Construction of the seven-storey 16,640sqm James McCune Smith Learning Hub, the catalyst project and the first building to be delivered under the university’s Campus Development Programme, has been ongoing since 2017.
For part of the time the build team has had to work within strict Scottish Government COVID-19 guidelines – with the project effectively shut down from early March until June 2020.
When fully operational, the building will accommodate over 2,500 students, the new facility will not only feature flexible open learning space and technology-enhanced active teaching resources, it also boasts five lecture theatres (the largest of which will hold up to 500 students), interactive teaching spaces that can accommodate anything from 48 to 108 students as well as several seminar and group study spaces.
SES’ delivery strategy for this prestigious project benefitted immensely from Prism, SES’ highly efficient offsite manufacturing facility and its tried and tested just-in-time delivery approach to install a raft of MEP services.
Offsite manufacture has saved 7,000 labour hours on the scheme and ensured a seamless installation of services with minimal site waste.
SES’ managing director, Steve Joyce, believes that the building will be the benchmark for future developments on the campus. He said:
“SES has an enviable reputation for delivering projects of this type and we were delighted to be given this opportunity to work with Multiplex on a building which marks a significant amount of investment for the University of Glasgow.
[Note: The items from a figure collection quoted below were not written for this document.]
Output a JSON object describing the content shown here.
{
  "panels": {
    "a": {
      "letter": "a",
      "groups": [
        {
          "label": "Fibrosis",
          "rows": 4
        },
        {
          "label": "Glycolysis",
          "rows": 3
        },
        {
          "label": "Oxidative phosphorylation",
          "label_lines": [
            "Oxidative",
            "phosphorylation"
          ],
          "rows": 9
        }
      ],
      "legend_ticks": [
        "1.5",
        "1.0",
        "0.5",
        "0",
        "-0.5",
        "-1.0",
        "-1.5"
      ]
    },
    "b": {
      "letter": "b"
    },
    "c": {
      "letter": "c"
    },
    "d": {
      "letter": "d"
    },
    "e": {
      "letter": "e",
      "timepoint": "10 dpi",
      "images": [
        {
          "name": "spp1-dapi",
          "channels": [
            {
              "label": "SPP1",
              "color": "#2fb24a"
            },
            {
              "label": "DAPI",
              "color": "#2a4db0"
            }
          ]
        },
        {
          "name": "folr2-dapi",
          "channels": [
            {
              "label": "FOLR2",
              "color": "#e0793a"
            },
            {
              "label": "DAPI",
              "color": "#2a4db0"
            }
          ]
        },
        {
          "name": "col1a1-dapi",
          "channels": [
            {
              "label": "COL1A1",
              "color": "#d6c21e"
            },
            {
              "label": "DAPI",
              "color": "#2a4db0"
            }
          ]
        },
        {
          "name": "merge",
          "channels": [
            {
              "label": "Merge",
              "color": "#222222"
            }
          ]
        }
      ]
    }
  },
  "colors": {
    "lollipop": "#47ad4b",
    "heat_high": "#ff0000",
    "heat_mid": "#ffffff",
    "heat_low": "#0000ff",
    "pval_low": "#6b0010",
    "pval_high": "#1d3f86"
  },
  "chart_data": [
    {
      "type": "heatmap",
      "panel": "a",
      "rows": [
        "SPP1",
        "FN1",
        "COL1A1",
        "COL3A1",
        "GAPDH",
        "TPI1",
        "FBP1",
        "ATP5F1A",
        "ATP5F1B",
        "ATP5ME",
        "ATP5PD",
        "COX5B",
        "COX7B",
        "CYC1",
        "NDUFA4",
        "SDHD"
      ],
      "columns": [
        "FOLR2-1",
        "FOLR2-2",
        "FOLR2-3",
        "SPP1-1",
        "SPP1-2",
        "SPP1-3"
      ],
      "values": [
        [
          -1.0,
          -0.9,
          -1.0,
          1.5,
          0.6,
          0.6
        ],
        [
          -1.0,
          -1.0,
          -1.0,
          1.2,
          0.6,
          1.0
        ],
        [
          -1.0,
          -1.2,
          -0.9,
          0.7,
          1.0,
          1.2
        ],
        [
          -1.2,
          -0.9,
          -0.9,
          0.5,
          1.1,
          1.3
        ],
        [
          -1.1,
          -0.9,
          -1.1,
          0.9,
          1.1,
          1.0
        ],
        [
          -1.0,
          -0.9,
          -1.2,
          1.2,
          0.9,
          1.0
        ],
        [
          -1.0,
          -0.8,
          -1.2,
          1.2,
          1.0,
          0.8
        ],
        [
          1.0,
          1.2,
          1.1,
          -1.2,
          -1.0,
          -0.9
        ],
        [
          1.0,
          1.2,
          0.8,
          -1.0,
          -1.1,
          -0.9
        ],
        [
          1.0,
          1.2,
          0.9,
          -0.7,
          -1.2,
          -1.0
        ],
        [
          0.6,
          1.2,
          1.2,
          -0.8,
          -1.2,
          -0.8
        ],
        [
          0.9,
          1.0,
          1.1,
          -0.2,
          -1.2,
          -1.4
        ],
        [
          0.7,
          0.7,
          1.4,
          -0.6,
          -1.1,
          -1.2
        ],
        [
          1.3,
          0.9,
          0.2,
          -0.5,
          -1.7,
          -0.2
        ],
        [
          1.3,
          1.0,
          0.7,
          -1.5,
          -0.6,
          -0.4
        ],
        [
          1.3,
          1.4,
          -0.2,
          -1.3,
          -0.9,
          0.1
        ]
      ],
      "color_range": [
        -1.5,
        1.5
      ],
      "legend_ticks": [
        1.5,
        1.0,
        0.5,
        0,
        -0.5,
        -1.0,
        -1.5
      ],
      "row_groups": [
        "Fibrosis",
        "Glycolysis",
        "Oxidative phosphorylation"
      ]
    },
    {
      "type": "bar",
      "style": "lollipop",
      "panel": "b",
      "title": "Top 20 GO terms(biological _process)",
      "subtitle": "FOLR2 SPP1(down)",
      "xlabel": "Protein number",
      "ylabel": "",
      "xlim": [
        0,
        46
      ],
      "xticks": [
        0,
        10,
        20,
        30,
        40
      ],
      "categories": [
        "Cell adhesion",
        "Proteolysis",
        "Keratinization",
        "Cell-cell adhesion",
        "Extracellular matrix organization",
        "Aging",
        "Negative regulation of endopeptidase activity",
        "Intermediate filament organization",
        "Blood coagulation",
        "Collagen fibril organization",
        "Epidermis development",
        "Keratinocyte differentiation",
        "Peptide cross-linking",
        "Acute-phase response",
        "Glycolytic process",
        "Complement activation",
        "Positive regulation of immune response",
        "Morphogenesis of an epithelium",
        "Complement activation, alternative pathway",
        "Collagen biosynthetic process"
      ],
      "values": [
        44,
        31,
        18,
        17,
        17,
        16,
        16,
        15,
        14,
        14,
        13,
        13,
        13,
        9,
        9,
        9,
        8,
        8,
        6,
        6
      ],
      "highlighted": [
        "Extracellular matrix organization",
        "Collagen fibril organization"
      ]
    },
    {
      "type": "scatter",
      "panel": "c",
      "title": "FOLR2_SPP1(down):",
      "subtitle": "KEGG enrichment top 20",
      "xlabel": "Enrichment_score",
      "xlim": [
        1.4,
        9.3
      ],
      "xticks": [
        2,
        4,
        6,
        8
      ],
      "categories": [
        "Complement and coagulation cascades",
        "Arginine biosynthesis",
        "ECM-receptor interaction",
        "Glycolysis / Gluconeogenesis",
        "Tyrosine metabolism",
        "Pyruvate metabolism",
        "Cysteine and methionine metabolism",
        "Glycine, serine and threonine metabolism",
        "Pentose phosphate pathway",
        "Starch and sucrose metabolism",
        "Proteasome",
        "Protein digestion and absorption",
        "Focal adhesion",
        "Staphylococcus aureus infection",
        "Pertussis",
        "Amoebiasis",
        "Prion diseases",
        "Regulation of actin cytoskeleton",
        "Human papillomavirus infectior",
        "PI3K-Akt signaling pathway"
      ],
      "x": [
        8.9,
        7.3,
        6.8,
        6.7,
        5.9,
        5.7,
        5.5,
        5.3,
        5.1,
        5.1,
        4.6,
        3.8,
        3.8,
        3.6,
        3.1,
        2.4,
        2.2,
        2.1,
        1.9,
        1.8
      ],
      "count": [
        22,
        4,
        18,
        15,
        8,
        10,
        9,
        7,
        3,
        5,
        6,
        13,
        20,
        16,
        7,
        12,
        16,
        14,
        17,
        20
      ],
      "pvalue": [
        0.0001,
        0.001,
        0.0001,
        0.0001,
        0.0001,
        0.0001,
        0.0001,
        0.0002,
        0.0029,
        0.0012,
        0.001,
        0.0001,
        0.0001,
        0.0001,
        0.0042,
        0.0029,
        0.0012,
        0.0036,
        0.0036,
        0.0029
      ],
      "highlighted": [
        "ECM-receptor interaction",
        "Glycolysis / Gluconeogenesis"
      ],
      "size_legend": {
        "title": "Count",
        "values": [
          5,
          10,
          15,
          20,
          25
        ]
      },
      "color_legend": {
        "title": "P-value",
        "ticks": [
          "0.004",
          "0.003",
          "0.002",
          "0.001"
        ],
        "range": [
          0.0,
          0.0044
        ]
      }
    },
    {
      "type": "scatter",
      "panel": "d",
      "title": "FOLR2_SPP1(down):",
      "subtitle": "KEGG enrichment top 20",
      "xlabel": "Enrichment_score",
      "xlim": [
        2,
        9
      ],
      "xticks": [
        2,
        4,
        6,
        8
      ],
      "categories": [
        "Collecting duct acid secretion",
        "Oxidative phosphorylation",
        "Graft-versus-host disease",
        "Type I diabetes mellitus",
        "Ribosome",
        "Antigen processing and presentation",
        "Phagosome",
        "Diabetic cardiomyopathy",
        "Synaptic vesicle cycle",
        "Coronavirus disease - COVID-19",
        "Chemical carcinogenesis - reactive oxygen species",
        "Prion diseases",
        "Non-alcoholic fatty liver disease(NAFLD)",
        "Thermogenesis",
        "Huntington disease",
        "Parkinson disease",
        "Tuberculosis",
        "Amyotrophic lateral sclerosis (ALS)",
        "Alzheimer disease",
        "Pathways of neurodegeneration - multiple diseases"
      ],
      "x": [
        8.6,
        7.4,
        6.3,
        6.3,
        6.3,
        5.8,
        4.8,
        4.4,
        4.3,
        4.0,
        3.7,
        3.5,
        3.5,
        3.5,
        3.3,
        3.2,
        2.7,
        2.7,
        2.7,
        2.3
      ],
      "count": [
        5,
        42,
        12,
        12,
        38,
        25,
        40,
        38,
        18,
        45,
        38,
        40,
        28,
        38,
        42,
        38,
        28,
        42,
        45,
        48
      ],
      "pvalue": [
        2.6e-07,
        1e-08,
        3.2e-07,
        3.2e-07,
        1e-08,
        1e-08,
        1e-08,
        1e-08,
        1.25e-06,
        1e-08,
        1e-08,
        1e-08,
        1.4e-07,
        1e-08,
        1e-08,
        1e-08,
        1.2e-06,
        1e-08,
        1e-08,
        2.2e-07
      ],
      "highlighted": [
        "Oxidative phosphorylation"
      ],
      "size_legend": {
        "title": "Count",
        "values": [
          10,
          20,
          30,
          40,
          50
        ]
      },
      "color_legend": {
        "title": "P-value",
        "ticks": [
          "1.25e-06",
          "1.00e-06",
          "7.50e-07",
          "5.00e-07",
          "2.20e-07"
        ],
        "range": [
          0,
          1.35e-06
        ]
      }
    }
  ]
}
Despite the challenges of the original build programme, which were then compounded by the arrival of the Coronavirus pandemic, the project team has risen to the challenge to deliver this landmark building.
“Thanks to the success of the scheme, I am confident that this will pave the way for SES to work on future projects as the Campus Development Programme is rolled out.”
The James McCune Smith Learning Hub (JMSLH) has been named after the American physician who graduated from the University of Glasgow in 1837, becoming the first African American to receive a medical degree. The building will add significant benefit to the economy of the City of Glasgow and to the city’s west end.